Even if they could get a sample, it probably wouldn’t do them any good—the National Security Agency, the group that handled signal intelligence and cryptography for the government, detected no signals of any kind. The triangles and hatchlings communicated, yet no one knew how. The NSA’s prevailing theory involved some form of communication via quantum tunneling, but that was guesswork at best without a shred of data to back it up.

Whatever the science behind it, Perry’s homing instinct had been the only thing keeping them in the game. Unfortunately, when he found infected hosts, he killed them. First Kevin Mest, who had butchered three friends with a fireplace poker. Perry claimed self-defense for that one, and everyone bought it. His self-defense claim for burning three eighty-year-old women alive? Well, that was a little harder to swallow.

But whatever he had done, however ugly, he found the constructs. Kevin Mest’s death resulted in Ogden destroying the one at Mather. The three elderly ladies Perry had burned to death? Because of them, Ogden was in South Bloomingville right now, hopefully taking that construct out as well.

Glidden would be different. Dew had said so. His men, Claude Baumgartner and Jens Milner, were watching Perry at all times. They would deliver live hosts. When they did, she knew she could operate on the infected and successfully remove the parasites.

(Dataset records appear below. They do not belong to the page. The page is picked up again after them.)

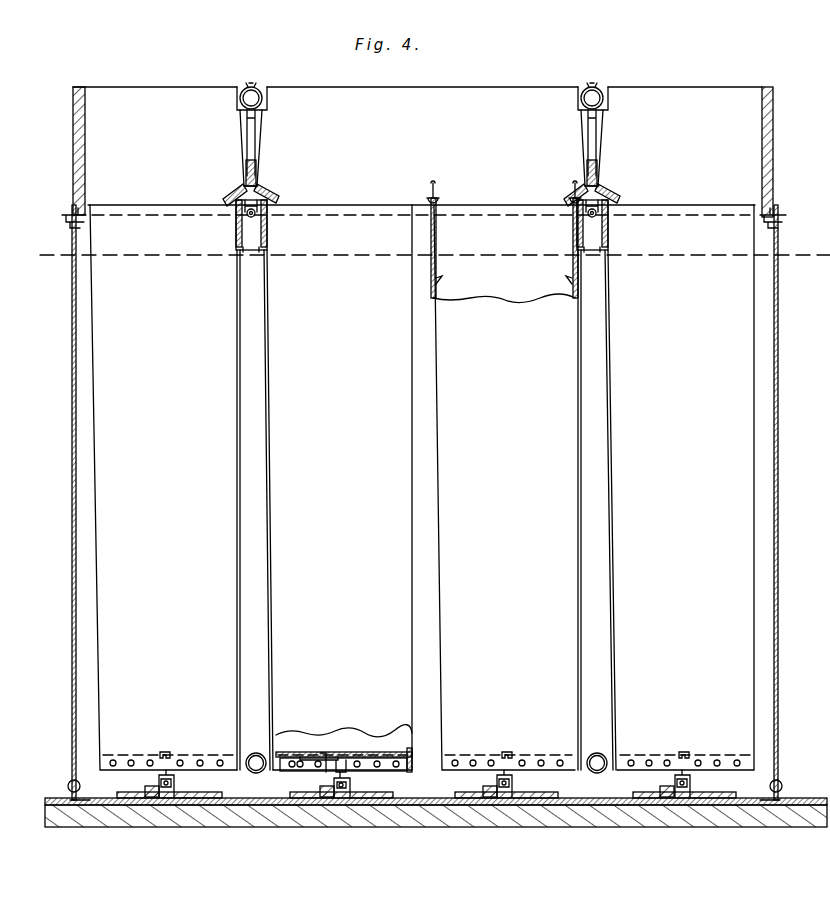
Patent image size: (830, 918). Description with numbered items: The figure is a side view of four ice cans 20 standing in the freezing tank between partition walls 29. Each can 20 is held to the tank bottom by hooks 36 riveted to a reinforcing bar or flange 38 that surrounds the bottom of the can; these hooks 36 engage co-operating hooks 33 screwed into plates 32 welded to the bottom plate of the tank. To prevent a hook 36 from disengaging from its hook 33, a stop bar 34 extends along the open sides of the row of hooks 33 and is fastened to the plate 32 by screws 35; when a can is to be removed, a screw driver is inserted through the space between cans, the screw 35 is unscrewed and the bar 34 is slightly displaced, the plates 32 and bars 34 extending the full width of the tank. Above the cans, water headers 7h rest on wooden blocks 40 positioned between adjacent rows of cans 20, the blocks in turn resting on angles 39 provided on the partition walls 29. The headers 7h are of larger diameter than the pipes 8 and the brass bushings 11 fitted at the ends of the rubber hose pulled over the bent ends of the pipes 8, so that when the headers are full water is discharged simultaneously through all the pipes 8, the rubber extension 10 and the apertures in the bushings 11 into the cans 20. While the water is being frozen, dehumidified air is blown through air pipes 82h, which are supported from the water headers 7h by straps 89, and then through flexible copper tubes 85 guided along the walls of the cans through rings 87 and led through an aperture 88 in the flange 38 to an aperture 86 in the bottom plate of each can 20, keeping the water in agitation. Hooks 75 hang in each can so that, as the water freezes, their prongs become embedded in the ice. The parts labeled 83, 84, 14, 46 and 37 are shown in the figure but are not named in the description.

The wooden block 40 is at (121, 86).
The partition wall 29 is at (72, 518).
The angle 39 is at (70, 226).
The can 20 is at (422, 487).
The flexible copper tube 85 is at (268, 458).
The water header 7h is at (250, 95).
The pipe 8 is at (254, 141).
The strap 89 is at (261, 153).
The rubber extension 10 is at (237, 186).
The brass bushing 11 is at (222, 193).
The air pipe 82h is at (268, 209).
The clamp jaw 83 is at (236, 234).
The clamp jaw 84 is at (268, 234).
The pin 14 is at (250, 218).
The ring 87 is at (242, 278).
The hook 75 is at (438, 234).
The pipe 46 is at (255, 752).
The aperture 88 is at (296, 752).
The reinforcing bar or flange 38 is at (412, 760).
The bottom box 37 is at (392, 767).
The aperture 86 is at (340, 762).
The hook 36 is at (352, 785).
The hook 33 is at (176, 785).
The screw 35 is at (146, 789).
The bar 34 is at (318, 788).
The plate 32 is at (205, 796).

Murray wanted live hosts for other reasons, reasons that created a bit of a catch-22. He wanted to interrogate the triangles. Good in theory, but Margaret would operate to remove any growths she found. If that killed the triangle but saved a host, too bad for Murray. Her job was to save lives, not keep someone chained up as a parasite interpreter.

Clarence studied a map resting on his knees. He wiped sweat from his forehead with the back of his hand, then let out an exasperated sigh.

“Come on, Margo, this suit is annoying,” he said. “I’m taking it off.”

“Clarence, give it a rest,” Margaret said. “I don’t want to go over this again.”

“But there’s no purpose for this thing,” Clarence said. “Dew has been around dozens of corpses—he hasn’t contracted anything.”